It's time to ask these tough questions of the Tories - Peter Lamb
There are some facts people find it hard to accept.
They are too painful to consider or we doubt what they mean, assuming that if they were really true then surely everyone would demand something was done about it.
Yet, if the last century has taught us anything, it is that people are very willing to turn a blind eye to horrors when confronting a truth would make them deeply uncomfortable.
For instance, even before COVID-19, a third of Crawley’s children were growing up in poverty, the majority of whom living in working households.
While many have taken the time to support a foodbank or express disgust at the Government’s attempts to remove free school meals from struggling families, the reality is that while these things help to limit the consequences of poverty, none of them will actually help take children out of poverty.
Before the Conservatives came to power, child poverty was falling steeply and almost no family was forced to rely upon a food bank to survive.

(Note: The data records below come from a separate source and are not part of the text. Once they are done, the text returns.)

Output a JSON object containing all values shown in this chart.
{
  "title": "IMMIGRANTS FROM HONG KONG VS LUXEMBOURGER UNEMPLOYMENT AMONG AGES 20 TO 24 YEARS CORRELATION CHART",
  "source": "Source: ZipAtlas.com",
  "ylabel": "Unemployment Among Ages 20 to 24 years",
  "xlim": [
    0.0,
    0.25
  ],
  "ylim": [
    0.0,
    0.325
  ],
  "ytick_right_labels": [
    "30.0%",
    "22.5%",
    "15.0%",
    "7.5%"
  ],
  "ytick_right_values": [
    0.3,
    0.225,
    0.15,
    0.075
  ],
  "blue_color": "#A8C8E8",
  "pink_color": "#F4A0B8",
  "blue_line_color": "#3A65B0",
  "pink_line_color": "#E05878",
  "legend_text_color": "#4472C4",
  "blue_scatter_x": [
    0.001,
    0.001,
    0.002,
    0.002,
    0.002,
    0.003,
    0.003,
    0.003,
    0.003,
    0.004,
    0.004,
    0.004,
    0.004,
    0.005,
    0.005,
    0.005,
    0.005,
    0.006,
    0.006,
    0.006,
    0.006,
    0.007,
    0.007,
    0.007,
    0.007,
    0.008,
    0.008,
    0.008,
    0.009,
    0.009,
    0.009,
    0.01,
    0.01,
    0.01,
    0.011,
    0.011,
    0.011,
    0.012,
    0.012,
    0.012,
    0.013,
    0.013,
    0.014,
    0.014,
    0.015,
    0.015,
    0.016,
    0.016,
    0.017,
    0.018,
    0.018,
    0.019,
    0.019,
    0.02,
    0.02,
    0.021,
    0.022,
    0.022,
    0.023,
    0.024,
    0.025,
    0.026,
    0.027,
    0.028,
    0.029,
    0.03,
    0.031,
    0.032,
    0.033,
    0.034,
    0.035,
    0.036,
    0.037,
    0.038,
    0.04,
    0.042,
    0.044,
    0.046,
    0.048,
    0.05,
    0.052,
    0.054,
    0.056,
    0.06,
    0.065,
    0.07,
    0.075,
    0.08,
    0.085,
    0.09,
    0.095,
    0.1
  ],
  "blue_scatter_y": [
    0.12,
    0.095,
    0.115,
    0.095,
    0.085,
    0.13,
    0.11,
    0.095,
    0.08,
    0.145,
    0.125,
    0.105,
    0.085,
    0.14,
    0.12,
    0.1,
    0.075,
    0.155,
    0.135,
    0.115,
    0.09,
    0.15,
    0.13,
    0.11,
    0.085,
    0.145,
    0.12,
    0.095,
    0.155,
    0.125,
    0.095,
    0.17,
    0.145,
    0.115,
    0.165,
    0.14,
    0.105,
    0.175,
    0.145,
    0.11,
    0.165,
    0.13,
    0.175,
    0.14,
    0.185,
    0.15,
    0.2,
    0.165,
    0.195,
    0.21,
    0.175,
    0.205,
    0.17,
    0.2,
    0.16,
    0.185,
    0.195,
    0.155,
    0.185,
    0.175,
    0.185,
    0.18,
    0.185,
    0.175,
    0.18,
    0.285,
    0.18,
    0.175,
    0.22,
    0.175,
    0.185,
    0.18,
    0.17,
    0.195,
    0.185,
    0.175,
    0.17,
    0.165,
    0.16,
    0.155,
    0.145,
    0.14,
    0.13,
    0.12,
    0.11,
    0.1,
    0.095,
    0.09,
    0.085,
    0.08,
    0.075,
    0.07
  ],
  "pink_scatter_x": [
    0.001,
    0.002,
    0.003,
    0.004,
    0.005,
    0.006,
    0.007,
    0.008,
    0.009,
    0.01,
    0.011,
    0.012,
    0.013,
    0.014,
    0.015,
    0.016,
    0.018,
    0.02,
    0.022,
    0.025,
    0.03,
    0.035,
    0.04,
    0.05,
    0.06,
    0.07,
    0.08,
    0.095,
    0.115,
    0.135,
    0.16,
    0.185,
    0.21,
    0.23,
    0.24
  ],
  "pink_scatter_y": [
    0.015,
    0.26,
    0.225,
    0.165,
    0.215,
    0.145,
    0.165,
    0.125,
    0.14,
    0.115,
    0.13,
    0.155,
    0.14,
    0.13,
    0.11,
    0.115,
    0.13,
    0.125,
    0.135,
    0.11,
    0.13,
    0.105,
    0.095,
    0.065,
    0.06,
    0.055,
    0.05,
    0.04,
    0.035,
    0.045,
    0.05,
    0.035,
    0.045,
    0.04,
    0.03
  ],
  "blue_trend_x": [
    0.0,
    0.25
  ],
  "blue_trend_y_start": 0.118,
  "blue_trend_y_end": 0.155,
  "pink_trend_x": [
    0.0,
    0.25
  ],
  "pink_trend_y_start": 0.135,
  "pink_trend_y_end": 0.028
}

The situation we find ourselves in today is the direct consequence of weakening working conditions including pay, gutting the social security system, and shifting the UK’s tax burden from its wealthiest to its poorest citizens. None of this is an accident, it reflects political choices taken by the party in Government. Doubt it?
Well then ask yourself this question, will the Government’s decision to cut Universal Credit by £20 a week help to reduce child poverty or will it increase it?
Here’s another one, will increasing employees’ National Insurance rates so that those on low incomes pay a bigger percentage of the country’s tax bill decrease child poverty or increase it?
Also, will increasing employers’ National Instance rates so that it becomes more expensive to reduce unemployment as we emerge from the pandemic decrease child poverty or increase it?
Last one, if you vote for a party whose decisions consistently make the lives of the most innocent and vulnerable members of our community worse, are you responsible for helping to decrease child poverty or increase it?